Selamun aleykum cümleten 🙂

Her insan hayatının bir döneminde durur, derin bir nefes alır.

Günlük telaşların, işlerin, sosyal medyanın gürültüsü içinde bir an gelir, sessizlik olur.

İşte o anda insan, hayatın anlamını sorgulamaya başlar.

“Ben kimim? Neden buradayım? Hayatın amacı nedir? Beni kim yarattı? Kâinatın sırrı ne?”

Bu sorular insan ruhunun derinliklerinden gelen en temel uyanıştır.

Çünkü etrafımıza baktığımızda, karmaşık ama düzenli bir sistem görürüz.

Ve içimizden bir ses şöyle der:
“Bu kadar kusursuz bir düzen, tesadüf olamaz.”

O fark ediş anı, insanın gerçek yolculuğunun başladığı noktadır.

Yaratılışın hikmetine ulaşmak isteyen insan, hem aklıyla hem kalbiyle bu yola çıkar.

Çünkü bazı gerçekler yalnızca düşünmekle değil, hissetmekle anlaşılır.

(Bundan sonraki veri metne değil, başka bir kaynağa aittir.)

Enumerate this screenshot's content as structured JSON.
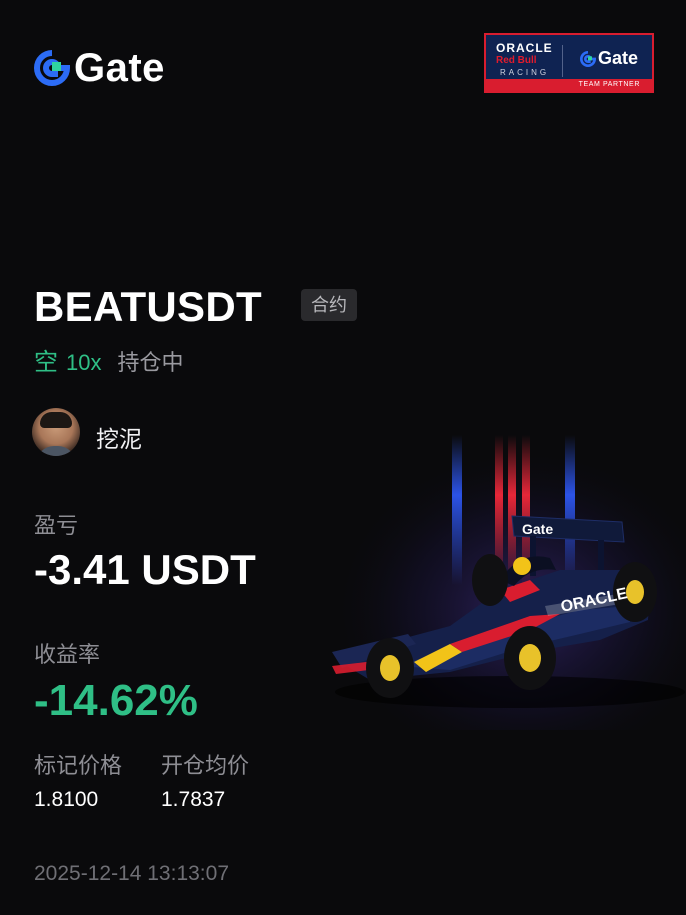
{
  "brand": {
    "name": "Gate",
    "accent": "#2c6cf6",
    "icon": "gate-logo-icon"
  },
  "partner": {
    "oracle": "ORACLE",
    "red_bull": "Red Bull",
    "racing": "RACING",
    "gate": "Gate",
    "tagline": "TEAM PARTNER"
  },
  "position": {
    "symbol": "BEATUSDT",
    "type": "合约",
    "side": "空",
    "leverage": "10x",
    "status": "持仓中"
  },
  "user": {
    "name": "挖泥",
    "avatar_icon": "avatar"
  },
  "stats": {
    "pnl_label": "盈亏",
    "pnl_value": "-3.41 USDT",
    "roi_label": "收益率",
    "roi_value": "-14.62%",
    "mark_price_label": "标记价格",
    "mark_price_value": "1.8100",
    "entry_price_label": "开仓均价",
    "entry_price_value": "1.7837"
  },
  "timestamp": "2025-12-14 13:13:07",
  "colors": {
    "positive_green": "#2fbf86",
    "background": "#0a0a0c",
    "red": "#d91d2f",
    "navy": "#0f2352"
  },
  "art": {
    "car_icon": "f1-car-illustration"
  }
}
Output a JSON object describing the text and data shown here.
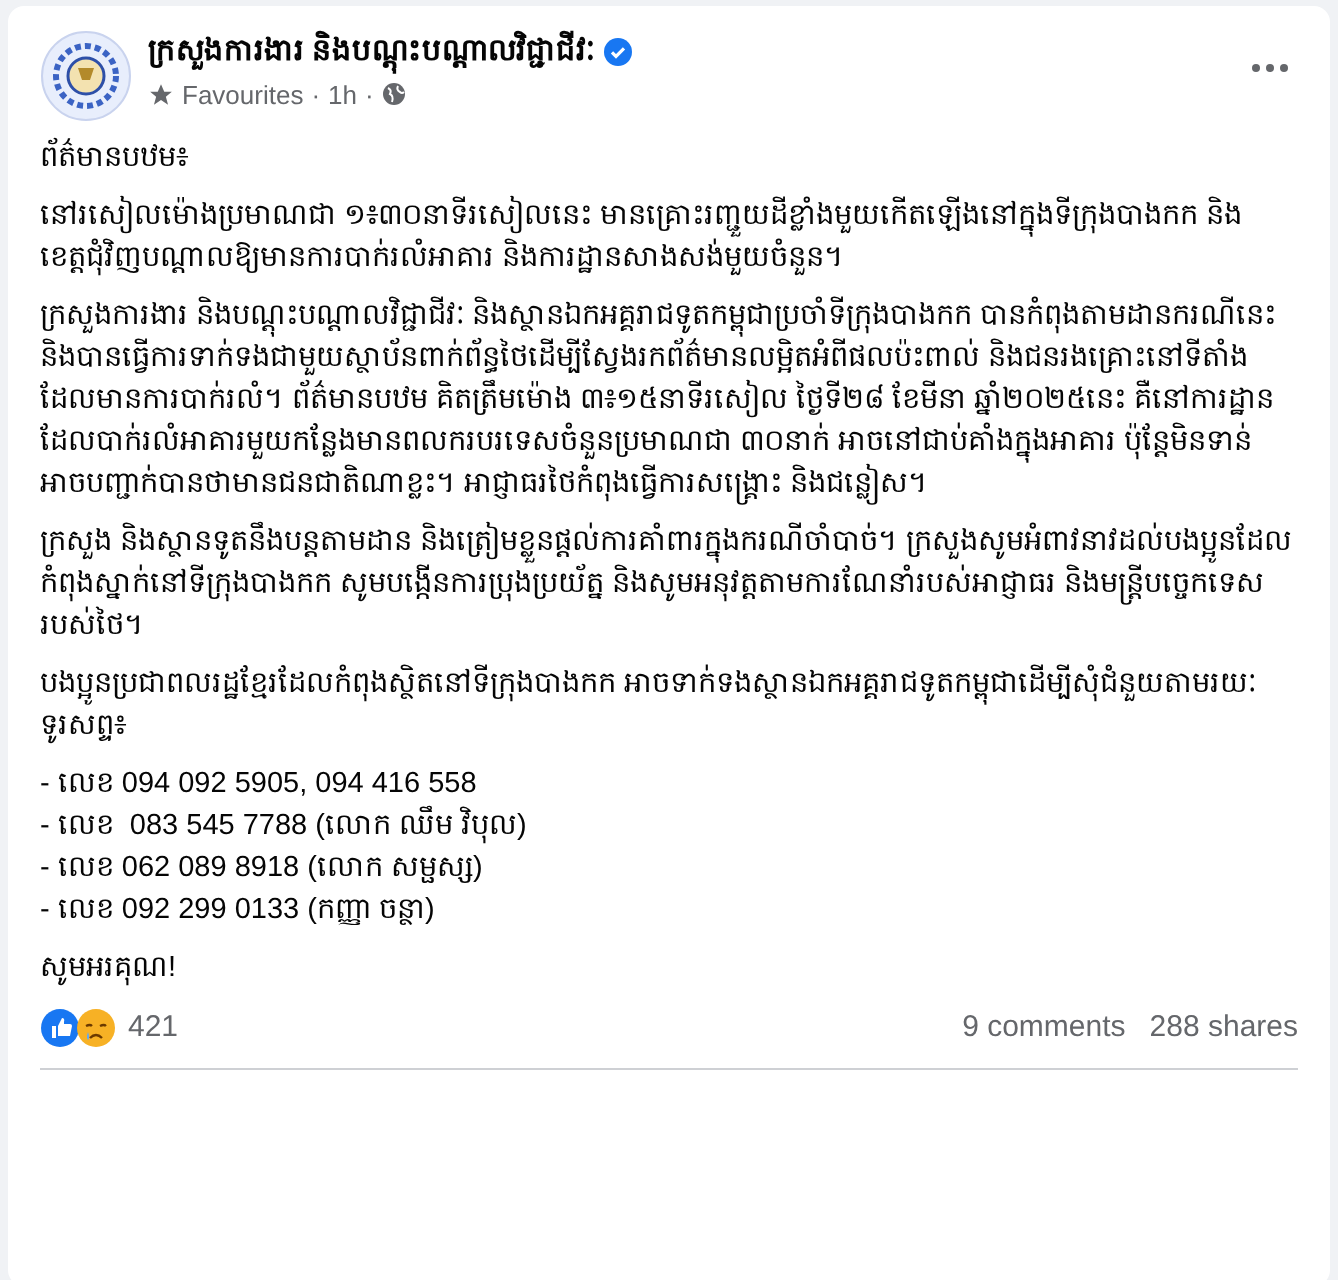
{
  "post": {
    "author": "ក្រសួងការងារ និងបណ្តុះបណ្តាលវិជ្ជាជីវៈ",
    "verified": true,
    "audience_label": "Favourites",
    "time": "1h",
    "separator": "·",
    "heading": "ព័ត៌មានបឋម៖",
    "paragraphs": [
      "នៅរសៀលម៉ោងប្រមាណជា ១៖៣០នាទីរសៀលនេះ មានគ្រោះរញ្ជួយដីខ្លាំងមួយកើតឡើងនៅក្នុងទីក្រុងបាងកក និងខេត្តជុំវិញបណ្តាលឱ្យមានការបាក់រលំអាគារ និងការដ្ឋានសាងសង់មួយចំនួន។",
      "ក្រសួងការងារ និងបណ្តុះបណ្តាលវិជ្ជាជីវៈ និងស្ថានឯកអគ្គរាជទូតកម្ពុជាប្រចាំទីក្រុងបាងកក បានកំពុងតាមដានករណីនេះ និងបានធ្វើការទាក់ទងជាមួយស្ថាប័នពាក់ព័ន្ធថៃដើម្បីស្វែងរកព័ត៌មានលម្អិតអំពីផលប៉ះពាល់ និងជនរងគ្រោះនៅទីតាំងដែលមានការបាក់រលំ។ ព័ត៌មានបឋម គិតត្រឹមម៉ោង ៣៖១៥នាទីរសៀល ថ្ងៃទី២៨ ខែមីនា ឆ្នាំ២០២៥នេះ គឺនៅការដ្ឋានដែលបាក់រលំអាគារមួយកន្លែងមានពលករបរទេសចំនួនប្រមាណជា ៣០នាក់ អាចនៅជាប់គាំងក្នុងអាគារ ប៉ុន្តែមិនទាន់អាចបញ្ជាក់បានថាមានជនជាតិណាខ្លះ។ អាជ្ញាធរថៃកំពុងធ្វើការសង្គ្រោះ និងជន្លៀស។",
      "ក្រសួង និងស្ថានទូតនឹងបន្តតាមដាន និងត្រៀមខ្លួនផ្តល់ការគាំពារក្នុងករណីចាំបាច់។ ក្រសួងសូមអំពាវនាវដល់បងប្អូនដែលកំពុងស្នាក់នៅទីក្រុងបាងកក សូមបង្កើនការប្រុងប្រយ័ត្ន និងសូមអនុវត្តតាមការណែនាំរបស់អាជ្ញាធរ និងមន្ត្រីបច្ចេកទេសរបស់ថៃ។",
      "បងប្អូនប្រជាពលរដ្ឋខ្មែរដែលកំពុងស្ថិតនៅទីក្រុងបាងកក អាចទាក់ទងស្ថានឯកអគ្គរាជទូតកម្ពុជាដើម្បីសុំជំនួយតាមរយៈ ទូរសព្ទ៖"
    ],
    "contacts": [
      "- លេខ 094 092 5905, 094 416 558",
      "- លេខ  083 545 7788 (លោក ឈឹម វិបុល)",
      "- លេខ 062 089 8918 (លោក សម្ផស្ស)",
      "- លេខ 092 299 0133 (កញ្ញា ចន្ថា)"
    ],
    "closing": "សូមអរគុណ!",
    "reaction_count": "421",
    "comments": "9 comments",
    "shares": "288 shares"
  }
}
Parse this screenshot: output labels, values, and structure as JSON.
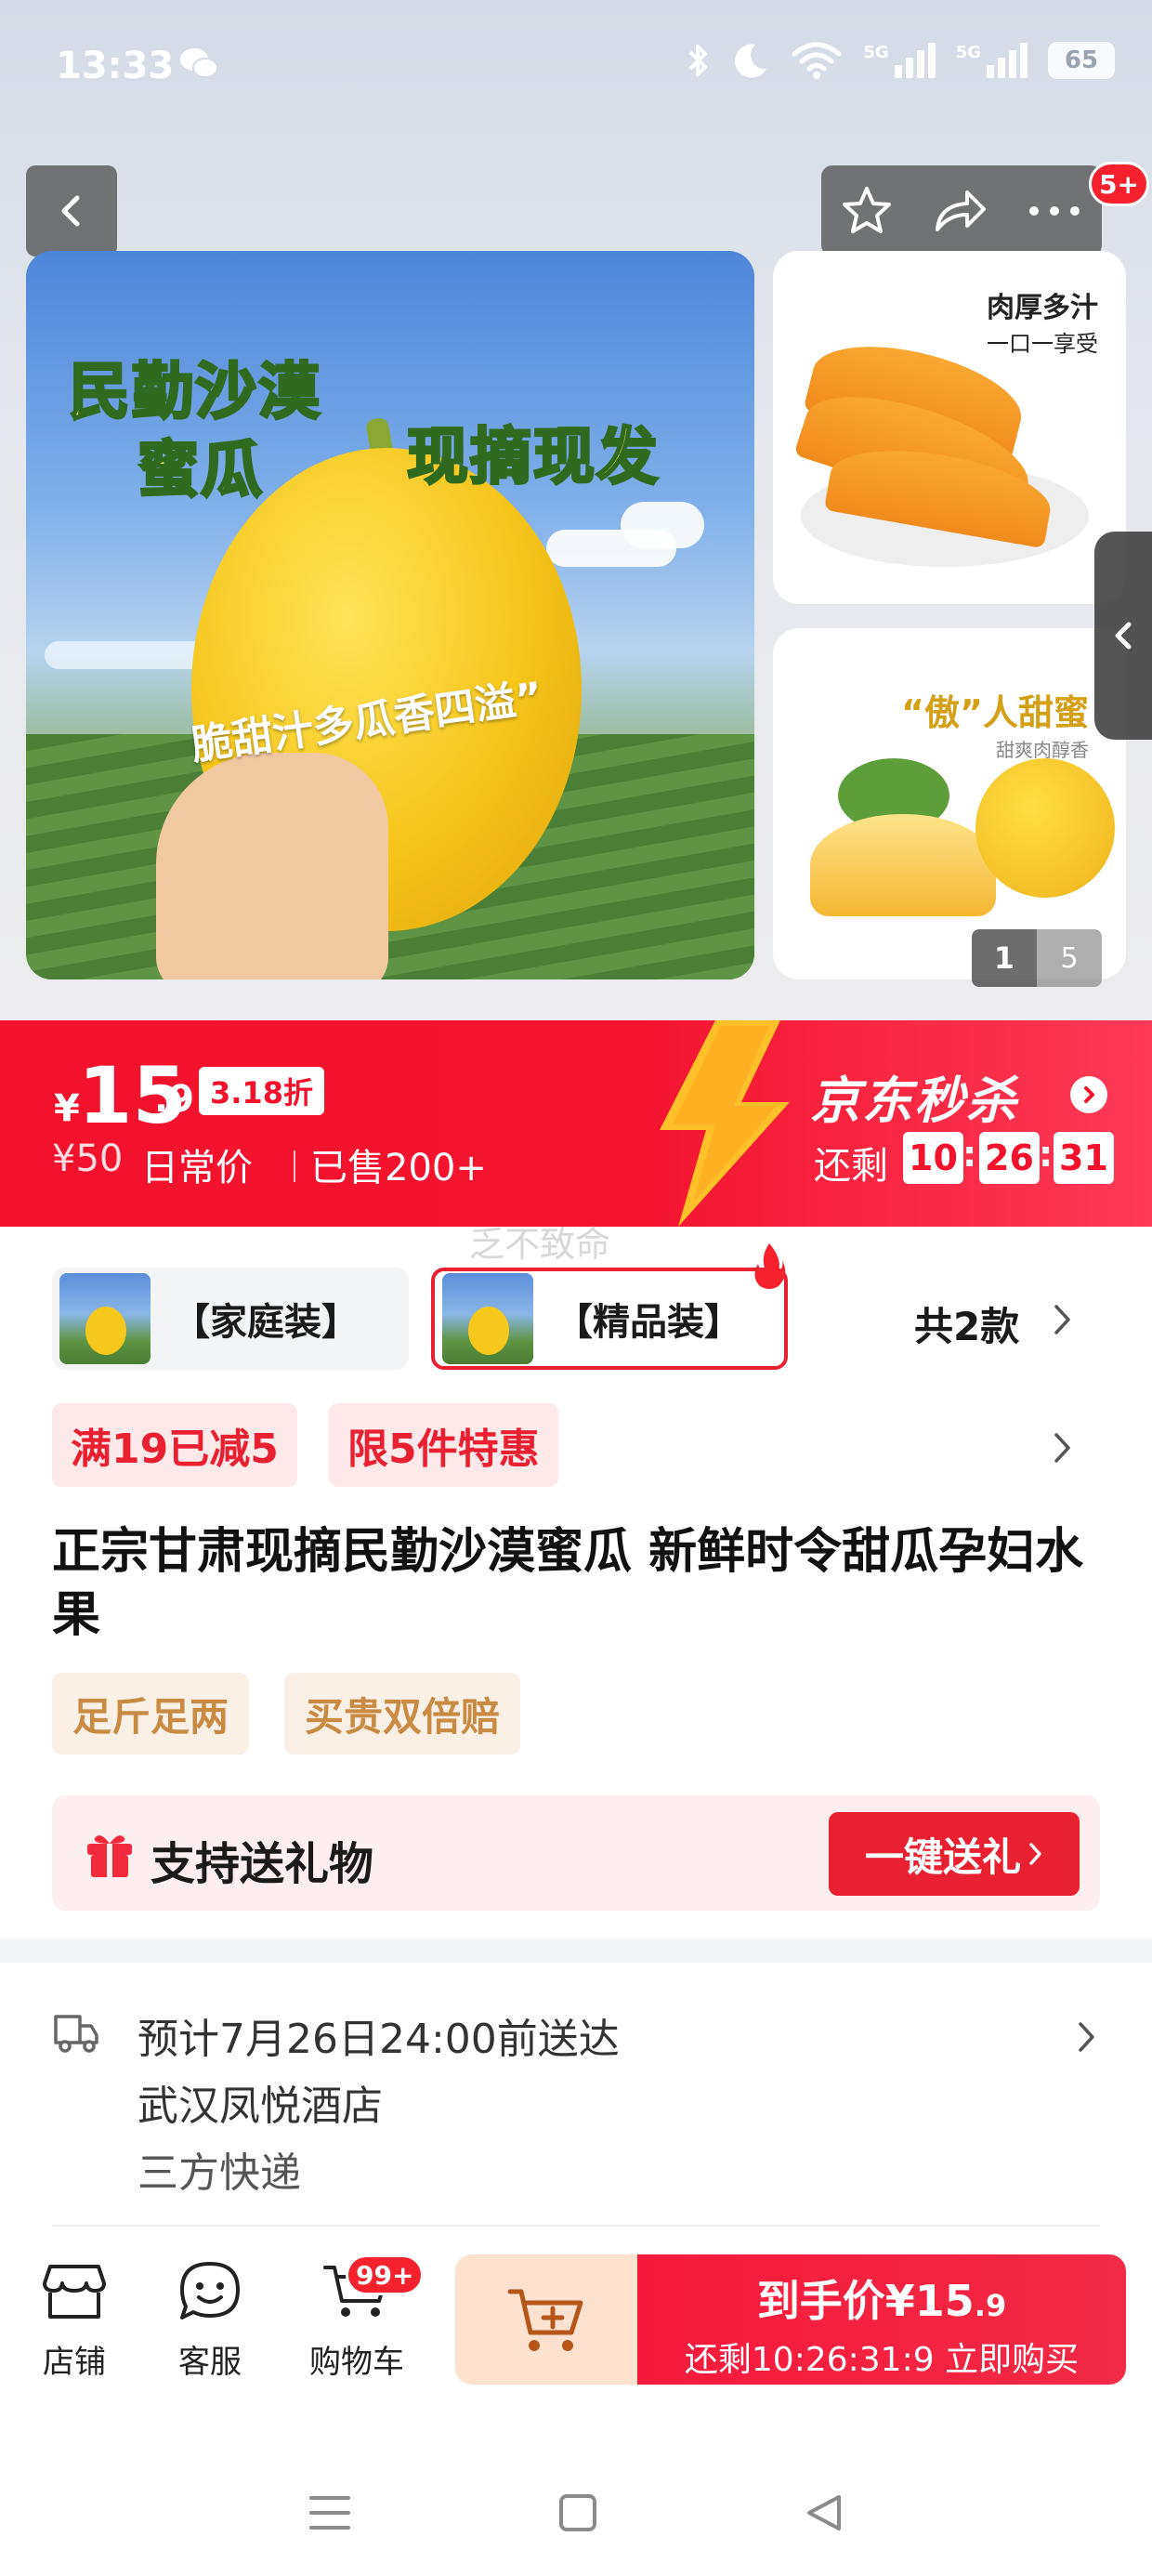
{
  "status_bar": {
    "time": "13:33",
    "network_label": "5G",
    "battery": "65"
  },
  "nav": {
    "badge": "5+"
  },
  "gallery": {
    "main_headline_1": "民勤沙漠",
    "main_headline_2": "蜜瓜",
    "main_headline_3": "现摘现发",
    "main_slogan": "脆甜汁多瓜香四溢”",
    "side1_caption_a": "肉厚多汁",
    "side1_caption_b": "一口一享受",
    "side2_caption_a": "“傲”人甜蜜",
    "side2_caption_b": "甜爽肉醇香",
    "counter_current": "1",
    "counter_total": "5"
  },
  "price": {
    "currency": "¥",
    "integer": "15",
    "decimal": ".9",
    "discount": "3.18折",
    "original": "¥50",
    "original_label": "日常价",
    "sold": "已售200+",
    "flash_title": "京东秒杀",
    "remain_label": "还剩",
    "hours": "10",
    "minutes": "26",
    "seconds": "31"
  },
  "watermark": "乏不致命",
  "variants": {
    "items": [
      {
        "label": "【家庭装】"
      },
      {
        "label": "【精品装】"
      }
    ],
    "total": "共2款"
  },
  "promos": [
    "满19已减5",
    "限5件特惠"
  ],
  "product": {
    "title": "正宗甘肃现摘民勤沙漠蜜瓜 新鲜时令甜瓜孕妇水果",
    "tags": [
      "足斤足两",
      "买贵双倍赔"
    ]
  },
  "gift": {
    "text": "支持送礼物",
    "button": "一键送礼"
  },
  "shipping": {
    "eta": "预计7月26日24:00前送达",
    "address": "武汉凤悦酒店",
    "carrier": "三方快递"
  },
  "bottom_bar": {
    "store": "店铺",
    "service": "客服",
    "cart": "购物车",
    "cart_badge": "99+",
    "buy_price_label": "到手价¥15",
    "buy_price_decimal": ".9",
    "buy_countdown": "还剩10:26:31:9 立即购买"
  },
  "colors": {
    "accent": "#f3122c",
    "tag_bg": "#fbf0e6",
    "tag_text": "#c98a43"
  }
}
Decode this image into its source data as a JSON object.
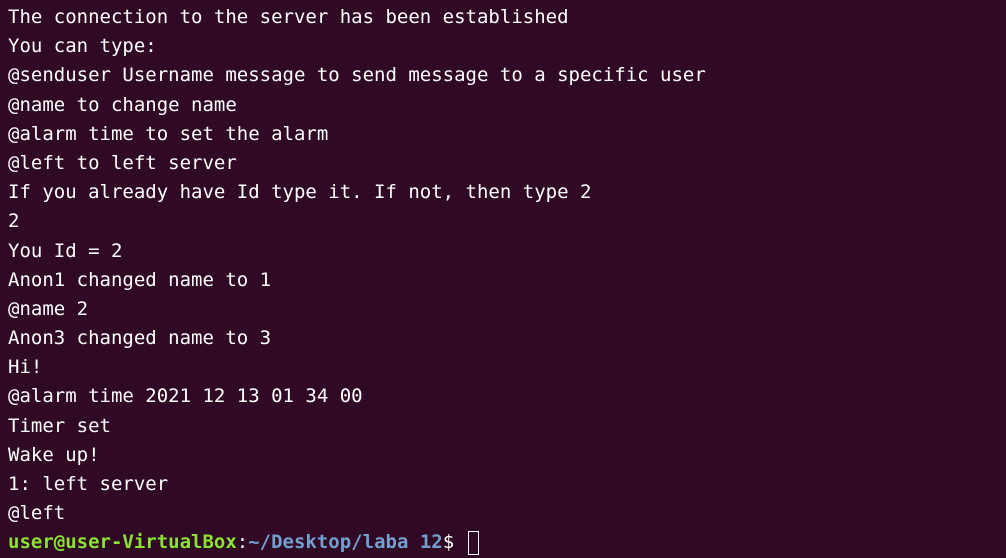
{
  "terminal": {
    "lines": [
      "The connection to the server has been established",
      "You can type:",
      "@senduser Username message to send message to a specific user",
      "@name to change name",
      "@alarm time to set the alarm",
      "@left to left server",
      "If you already have Id type it. If not, then type 2",
      "2",
      "You Id = 2",
      "Anon1 changed name to 1",
      "@name 2",
      "Anon3 changed name to 3",
      "Hi!",
      "@alarm time 2021 12 13 01 34 00",
      "Timer set",
      "Wake up!",
      "1: left server",
      "@left"
    ],
    "prompt": {
      "user_host": "user@user-VirtualBox",
      "colon": ":",
      "path": "~/Desktop/laba 12",
      "symbol": "$ "
    }
  },
  "colors": {
    "background": "#300a24",
    "text": "#ffffff",
    "prompt_user": "#8ae234",
    "prompt_path": "#729fcf"
  }
}
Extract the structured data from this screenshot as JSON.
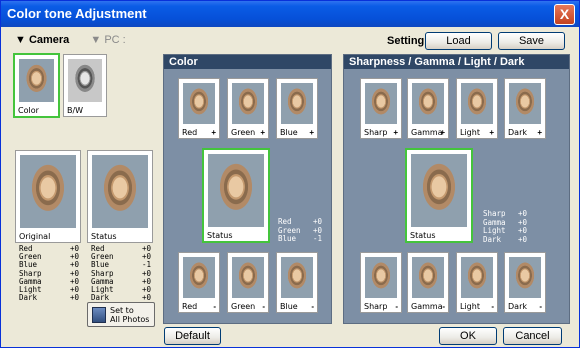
{
  "window": {
    "title": "Color tone Adjustment"
  },
  "tabs": {
    "camera": "▼ Camera",
    "pc": "▼ PC :"
  },
  "source_thumbs": {
    "color": "Color",
    "bw": "B/W"
  },
  "left": {
    "original_label": "Original",
    "status_label": "Status",
    "original_stats": [
      {
        "k": "Red",
        "v": "+0"
      },
      {
        "k": "Green",
        "v": "+0"
      },
      {
        "k": "Blue",
        "v": "+0"
      },
      {
        "k": "Sharp",
        "v": "+0"
      },
      {
        "k": "Gamma",
        "v": "+0"
      },
      {
        "k": "Light",
        "v": "+0"
      },
      {
        "k": "Dark",
        "v": "+0"
      }
    ],
    "status_stats": [
      {
        "k": "Red",
        "v": "+0"
      },
      {
        "k": "Green",
        "v": "+0"
      },
      {
        "k": "Blue",
        "v": "-1"
      },
      {
        "k": "Sharp",
        "v": "+0"
      },
      {
        "k": "Gamma",
        "v": "+0"
      },
      {
        "k": "Light",
        "v": "+0"
      },
      {
        "k": "Dark",
        "v": "+0"
      }
    ],
    "set_all": {
      "line1": "Set to",
      "line2": "All Photos"
    }
  },
  "setting": {
    "label": "Setting",
    "load": "Load",
    "save": "Save"
  },
  "color_panel": {
    "title": "Color",
    "top": [
      {
        "label": "Red",
        "sign": "+"
      },
      {
        "label": "Green",
        "sign": "+"
      },
      {
        "label": "Blue",
        "sign": "+"
      }
    ],
    "bottom": [
      {
        "label": "Red",
        "sign": "-"
      },
      {
        "label": "Green",
        "sign": "-"
      },
      {
        "label": "Blue",
        "sign": "-"
      }
    ],
    "status": "Status",
    "stats": [
      {
        "k": "Red",
        "v": "+0"
      },
      {
        "k": "Green",
        "v": "+0"
      },
      {
        "k": "Blue",
        "v": "-1"
      }
    ]
  },
  "sgld_panel": {
    "title": "Sharpness / Gamma / Light / Dark",
    "top": [
      {
        "label": "Sharp",
        "sign": "+"
      },
      {
        "label": "Gamma",
        "sign": "+"
      },
      {
        "label": "Light",
        "sign": "+"
      },
      {
        "label": "Dark",
        "sign": "+"
      }
    ],
    "bottom": [
      {
        "label": "Sharp",
        "sign": "-"
      },
      {
        "label": "Gamma",
        "sign": "-"
      },
      {
        "label": "Light",
        "sign": "-"
      },
      {
        "label": "Dark",
        "sign": "-"
      }
    ],
    "status": "Status",
    "stats": [
      {
        "k": "Sharp",
        "v": "+0"
      },
      {
        "k": "Gamma",
        "v": "+0"
      },
      {
        "k": "Light",
        "v": "+0"
      },
      {
        "k": "Dark",
        "v": "+0"
      }
    ]
  },
  "buttons": {
    "default": "Default",
    "ok": "OK",
    "cancel": "Cancel",
    "close": "X"
  }
}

Kur’an-ı Kerim bize bu konuda derin ipuçları sunar.

Allah, insanı en güzel şekilde yarattığını, ona akıl, nefis ve ruh verdiğini bildirir.

Hatta onu yeryüzünde halife, yani sorumluluk sahibi bir temsilci olarak görevlendirir.

Kur’an, insanın yaratılış amacını şöyle açıklar:

“Ben cinleri ve insanları ancak bana kulluk etsinler diye yarattım.” (Zâriyât, 51:56)

Kulluk, yalnızca ibadet etmek değildir.
Kulluk;

  • Doğru olmak,

  • Merhametli davranmak,

  • Adaleti gözetmek,

  • Güzel ahlâk ve sabırla yaşamaktır.

Kulluk; hayatın her alanında Allah’ın rızasını gözeterek yaşamak demektir.

Bugün birçok insan başarı, para ve statü peşinde koşuyor.

Ama ne yazık ki çoğu, içindeki o boşluğu dolduramıyor.

Çünkü gerçek huzur dış dünyada değil, iç dünyada başlar.

Ve bu içsel eksikliğin adı çoğu zaman şudur:  Yaratılış amacını bilmemek.

İnsan Rabbini tanımaya başladığında, her şey yerli yerine oturur.

Kâinatın, hayatın ve kendi varlığının boşuna olmadığını fark eder.

O farkındalıkla kalbinde bir huzur doğar.

Çünkü bilir ki:  Hayatın anlamı vardır,  Tesadüf yoktur,   Allah’a yönelmek insanın en büyük zenginliğidir.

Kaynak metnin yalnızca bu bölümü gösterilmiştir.